The King said he was hopeful the outpouring of solidarity “may bring not only practical aid, but also strength from the knowledge that, together, we stand united”.
As Poland has delivered its first Leopard tanks to Ukraine, Prime Minister Mateusz Morawiecki stated, “Poland and Europe stand by your side. We will definitely not leave you, we will support Ukraine until complete victory over Russia.”
Russian military bloggers commented on the Kremlin’s silence on Friday, such as former FSB officer Igor Girkin, who took aim at Medvedev’s comments as delusional.

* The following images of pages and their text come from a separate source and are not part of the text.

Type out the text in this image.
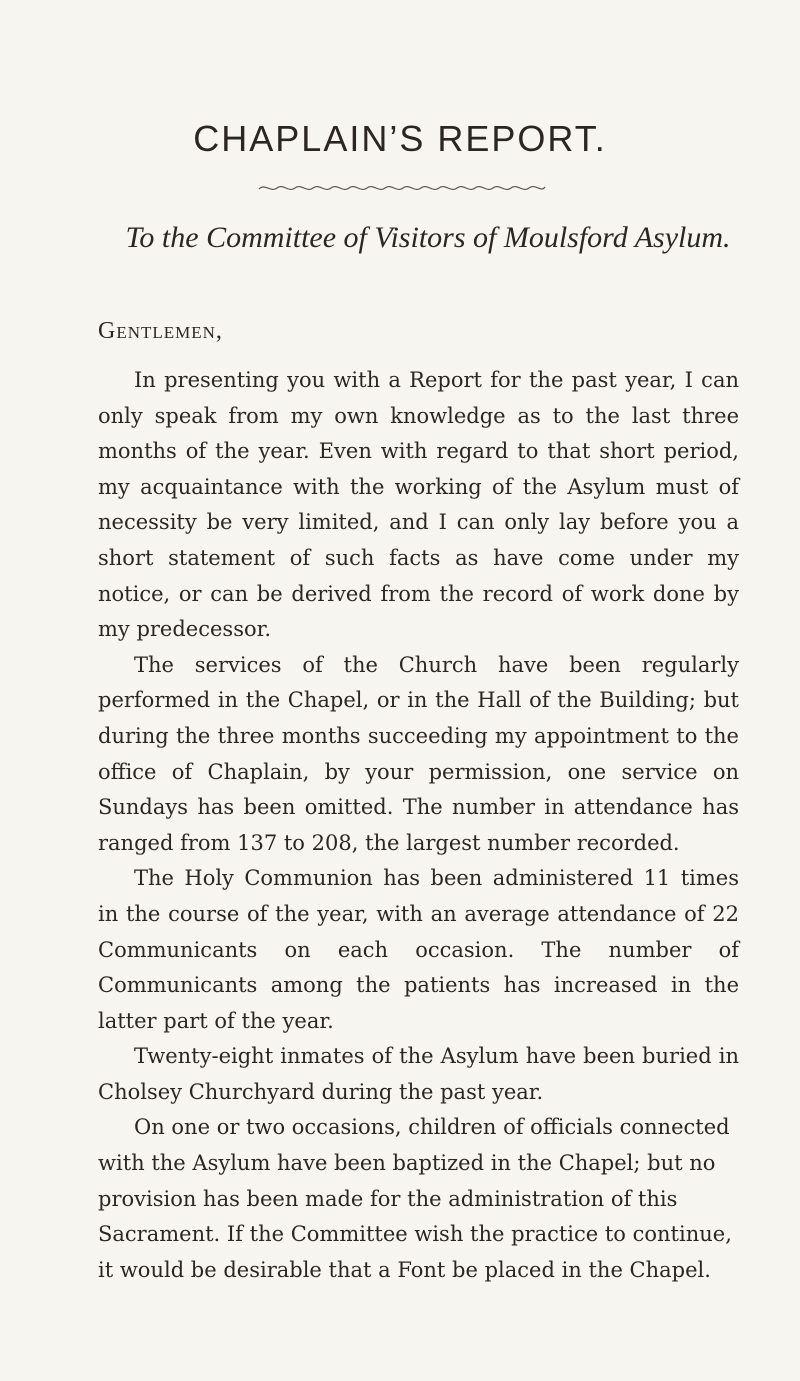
CHAPLAIN’S REPORT.

To the Committee of Visitors of Moulsford Asylum.

Gentlemen,

In presenting you with a Report for the past year, I can only speak from my own knowledge as to the last three months of the year. Even with regard to that short period, my acquaintance with the working of the Asylum must of necessity be very limited, and I can only lay before you a short statement of such facts as have come under my notice, or can be derived from the record of work done by my predecessor.

The services of the Church have been regularly performed in the Chapel, or in the Hall of the Building; but during the three months succeeding my appointment to the office of Chaplain, by your permission, one service on Sundays has been omitted. The number in attendance has ranged from 137 to 208, the largest number recorded.

The Holy Communion has been administered 11 times in the course of the year, with an average attendance of 22 Communicants on each occasion. The number of Communicants among the patients has increased in the latter part of the year.

Twenty-eight inmates of the Asylum have been buried in Cholsey Churchyard during the past year.

On one or two occasions, children of officials connected with the Asylum have been baptized in the Chapel; but no provision has been made for the administration of this Sacrament. If the Committee wish the practice to continue, it would be desirable that a Font be placed in the Chapel.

According to Newsweek, “A critic of Russia’s forces, Girkin said on his Telegram channel that he had long predicted a ‘protracted, exhausting war.’ He added that Russia would require ‘large-scale external support’ to continue fighting.
Zelenskyy, who has been instrumental in garnering financial and military aid from around the world to sustain Ukrainian defences in the face of a much larger army, praised his people.
“We became one big army,” he said.
“We have become a team where someone finds, someone packs, someone brings, but everyone contributes.”
He described 2022 as a year of resilience, courage, pain, and unity.
“Its main conclusion is that we have survived. We had not been defeated. And we will do everything to win this year!”